No estado de Iowa, muitos plantadores de milho se beneficiam de uma lei federal protecionista que obriga a gasolina em todo o território nacional a ter um percentual do etanol de milho em detrimento do interesse dos consumidores. Trump fez campanha no estado atacando seu principal concorrente, Ted Cruz, por ser contrário a estes subsídios. Em matéria econômica, Donald é basicamente um tipo de democrata. Ele se coloca como o candidato que defende subsídios, protecionismo e altas taxações em produtos importados para “assegurar o emprego dos americanos”.

Trump também usou o termo desgastado “establishment” como publicidade própria. Fazendo parte da elite econômica, endossando e contribuindo para vários candidatos, e recebendo sempre que possível um agrado em troco, Trump, ainda assim, fez de seu personagem o representante do anti-establishment — enquanto passou toda a vida sugando dinheiro e influência dele.

Não só em economia Trump se parece um democrata. Nos costumes, é considerado um moderado dentro do partido republicano. Essas questões mostram, na verdade, apenas que Trump não é um político tradicional, mas um personagem que se molda a cada condição. Defendeu aborto quando foi do seu interesse, virou pró-vida no retorno ao GOP. Recentemente, ele utilizou o mesmo argumento democrata para defender a Planned Parenthood. Depois que a entidade foi pega negociando fetos abortados, os republicanos começaram uma campanha para que ela não tivesse mais acesso a nenhum dinheiro público para seus projetos. Os democratas argumentam que, apesar dessa ilegalidade, a Planned faz muitas coisas boas, principalmente para a saúde da mulher. Trump repetiu este argumento em favor da Planned num dos debates republicanos.

Todavia, Donald precisa ser entendido como um personagem. O homem de negócios de Manhattan, adepto dos valores liberais e que crê que no autoritarismo dos metacapitalistas para dar rumo ao país. Trump é um personagem, uma propaganda ao estilo americano, uma caricatura de “machão” para pessoas fracas interiormente que compensam suas frustrações na figura do líder carismático.

Numa época onde as pessoas se atraem cada vez mais por personagens caricatos como compensação de sua fraqueza interior, Donald incorpora a política ao espetáculo. A fraqueza interior advém justamente do abandono da ideia de essência na experiência, e a sua compensação é a projeção numa figura que caricaturiza a coragem e a fortaleza. Donald é uma imitação macabra da honra perdida. Sem qualquer tipo de constância, o milionário bufão se despe de tudo (convicções, pessoas, atividades) como troca de roupa.

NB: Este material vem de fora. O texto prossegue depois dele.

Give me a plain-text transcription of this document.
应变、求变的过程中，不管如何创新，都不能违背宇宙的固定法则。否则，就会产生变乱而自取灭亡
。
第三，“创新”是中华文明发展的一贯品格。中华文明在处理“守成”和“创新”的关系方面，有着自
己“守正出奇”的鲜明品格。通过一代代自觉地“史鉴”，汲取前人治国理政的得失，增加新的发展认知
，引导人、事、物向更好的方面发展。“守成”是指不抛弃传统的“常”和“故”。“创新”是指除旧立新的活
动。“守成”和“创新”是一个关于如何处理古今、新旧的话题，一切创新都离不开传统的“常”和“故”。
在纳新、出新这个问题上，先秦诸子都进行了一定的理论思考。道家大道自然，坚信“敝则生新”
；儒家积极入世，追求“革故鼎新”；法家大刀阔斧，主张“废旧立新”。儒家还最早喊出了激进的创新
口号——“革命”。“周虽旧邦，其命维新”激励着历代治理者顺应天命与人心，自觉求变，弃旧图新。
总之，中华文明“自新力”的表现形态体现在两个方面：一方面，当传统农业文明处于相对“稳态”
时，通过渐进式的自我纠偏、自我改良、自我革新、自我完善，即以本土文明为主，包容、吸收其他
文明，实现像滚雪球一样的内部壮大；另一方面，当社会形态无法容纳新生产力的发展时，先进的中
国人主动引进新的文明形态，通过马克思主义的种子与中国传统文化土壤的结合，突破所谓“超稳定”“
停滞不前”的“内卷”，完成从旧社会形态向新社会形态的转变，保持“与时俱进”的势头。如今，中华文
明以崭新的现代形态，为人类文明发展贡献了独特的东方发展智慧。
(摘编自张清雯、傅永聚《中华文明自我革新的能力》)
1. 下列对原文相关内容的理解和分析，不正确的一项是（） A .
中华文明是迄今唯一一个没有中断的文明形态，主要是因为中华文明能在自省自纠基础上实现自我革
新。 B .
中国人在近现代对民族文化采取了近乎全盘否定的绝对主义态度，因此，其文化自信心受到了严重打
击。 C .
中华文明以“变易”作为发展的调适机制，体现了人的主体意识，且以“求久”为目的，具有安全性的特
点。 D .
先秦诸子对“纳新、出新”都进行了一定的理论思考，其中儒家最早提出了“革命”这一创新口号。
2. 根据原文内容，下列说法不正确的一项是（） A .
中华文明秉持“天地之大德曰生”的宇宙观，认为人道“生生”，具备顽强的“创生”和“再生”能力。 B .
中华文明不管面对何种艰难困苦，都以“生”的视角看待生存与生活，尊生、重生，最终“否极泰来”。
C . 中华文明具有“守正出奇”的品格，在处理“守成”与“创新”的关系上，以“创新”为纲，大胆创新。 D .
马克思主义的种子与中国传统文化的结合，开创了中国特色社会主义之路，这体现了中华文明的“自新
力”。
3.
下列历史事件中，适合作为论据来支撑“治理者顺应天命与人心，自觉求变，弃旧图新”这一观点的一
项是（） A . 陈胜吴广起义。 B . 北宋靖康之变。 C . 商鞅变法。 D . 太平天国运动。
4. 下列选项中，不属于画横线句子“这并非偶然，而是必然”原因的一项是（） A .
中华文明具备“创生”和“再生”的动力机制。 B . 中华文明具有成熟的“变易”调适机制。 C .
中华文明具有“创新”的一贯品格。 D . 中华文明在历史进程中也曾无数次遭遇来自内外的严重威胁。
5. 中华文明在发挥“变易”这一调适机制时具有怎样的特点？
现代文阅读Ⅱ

No entanto, seu estilo de autocrata, sua macaqueação da honra, torna-se uma compensação pela completa falta de sensibilidade duma essência na experiência real.

3.

Desde que apareceu na cena republicana como presidenciável, com seus modos grosseiros, ataques pessoais, extravagâncias e apelo nacional-populista, Donald tem sido chamada por muitos conservadores de jacksoniano (e também de fascista).

Andrew Jackson foi o fundador do Partido Democrata. Ele era um demagogo populista que simbolizava a coragem para seus adeptos. Um nativista do país independente que jogava duro contra os índios, com um forte apelo nacionalista. Em geral, seu discurso ressoava entre trabalhadores e fazendeiros do sul e do meio-oeste. O que Donald defende representa mais simbolicamente seu personagem do que tem alguma substância real. Sua imagem é de um jacksoniano.

Ao identificar os latinos do México como o inimigo da pátria, ao propor um muro (pago pelo inimigo) para conter a imigração, ao clamar pelo banimento temporário de muçulmanos, ao apelar para o originalismo do mito fundador americano, Trump simboliza fortes traços nacionalistas e nativistas. Na economia, Donald vai ao populismo, apelando ao protecionismo e à intervenção estatal como pai forte que assegura o emprego dos seus filhos.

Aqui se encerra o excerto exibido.